S.L.E.A.T.

Instead of the Community Development Director, the County engineer sent this response:

1. The number of soil disturbance permits issued by Glynn County

during the last fiscal year. – 23 permits were issued during that time period.

2. The total amount of the fees paid in conjunction with those permits. Does the County keep the entire fee or does it have to be shared with the state? – The fees we received were $7250
for the last FY. The County keeps all that is paid to it. State Law requires that the permittee pay fees to the state also.

3) Does the revenue cover the cost of the inspections associated with the soil disturbances? – No

4) What are the penalties for soil disturbance undertaken before a permit is sought? – Stop work order than obtain a LDA Permit prior to start of work.

5) Which soil disturbances, besides gardening, are exempt from the permit requirements? – see attached ordinance section for allowed exemptions (Section 2-5-102-Exemptions starts on page 7).

6) Are the exemptions based on quantifiable measures (area, depth) relative to the soil or are some disruptive agencies exempt? – some are and some are not the listed exemptions list what they are intended for. The State has guidance on how to deal with the ones that are not quantifiable, but that guidance is not part of the County’s Ordinance.

 

7) Is there a privileged class that’s not required to comply with the law? If so, why? – The exemptions are inclusive to all.

8) Are exemptions granted by state statute? If so, could you specify the relevant statute? – County regulates based on County Ordinance (GC- E&S Ordianance from the County web-2Aug2010). The state has their own laws that
they regulate under. The state generally regulates under the E&S Act and the NPDES General Permits

9) Are best management practices a condition of soil disturbance permit compliance? – The County issues permits based on approved ESPC Plan. The ESPC Plan has to include BMP’s appropriate
for the planned work. The BMP’s shown on the plan are required to be installed.

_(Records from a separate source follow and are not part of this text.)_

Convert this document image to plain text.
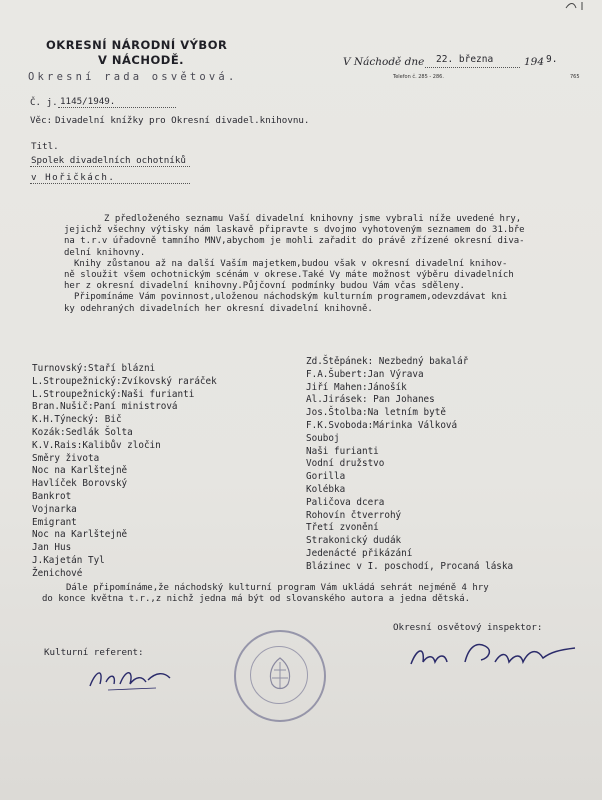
OKRESNÍ NÁRODNÍ VÝBOR
V NÁCHODĚ.
Okresní rada osvětová.
V Náchodě dne 22. března	194 9.
Telefon č. 285 - 286.	765
Č. j. 1145/1949.
Věc: Divadelní knížky pro Okresní divadel.knihovnu.
Titl.
Spolek divadelních ochotníků
v Hořičkách.
Z předloženého seznamu Vaší divadelní knihovny jsme vybrali níže uvedené hry,
jejichž všechny výtisky nám laskavě připravte s dvojmo vyhotoveným seznamem do 31.bře
na t.r.v úřadovně tamního MNV,abychom je mohli zařadit do právě zřízené okresní diva-
delní knihovny.
Knihy zůstanou až na další Vaším majetkem,budou však v okresní divadelní knihov-
ně sloužit všem ochotnickým scénám v okrese.Také Vy máte možnost výběru divadelních
her z okresní divadelní knihovny.Půjčovní podmínky budou Vám včas sděleny.
Připomínáme Vám povinnost,uloženou náchodským kulturním programem,odevzdávat kni
ky odehraných divadelních her okresní divadelní knihovně.
Turnovský:Staří blázni
L.Stroupežnický:Zvíkovský raráček
L.Stroupežnický:Naši furianti
Bran.Nušič:Paní ministrová
K.H.Týnecký: Bič
Kozák:Sedlák Šolta
K.V.Rais:Kalibův zločin
Směry života
Noc na Karlštejně
Havlíček Borovský
Bankrot
Vojnarka
Emigrant
Noc na Karlštejně
Jan Hus
J.Kajetán Tyl
Ženichové
Zd.Štěpánek: Nezbedný bakalář
F.A.Šubert:Jan Výrava
Jiří Mahen:Jánošík
Al.Jirásek: Pan Johanes
Jos.Štolba:Na letním bytě
F.K.Svoboda:Márinka Válková
Souboj
Naši furianti
Vodní družstvo
Gorilla
Kolébka
Paličova dcera
Rohovín čtverrohý
Třetí zvonění
Strakonický dudák
Jedenácté přikázání
Blázinec v I. poschodí, Procaná láska
Dále připomínáme,že náchodský kulturní program Vám ukládá sehrát nejméně 4 hry
do konce května t.r.,z nichž jedna má být od slovanského autora a jedna dětská.
Kulturní referent:
Okresní osvětový inspektor:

10) Does the County conduct random inspections as part of the enforcement process? – Yes

11) Have any violators of the soil disturbance ordinance provisions been referred to the County Attorney for prosecution
during the last fiscal year? – No

12) Were there court-imposed sanctions? – None have been brought to the Courts

Enforcement is obviously a problem. A stop work order is not an impediment after the damage has already been done.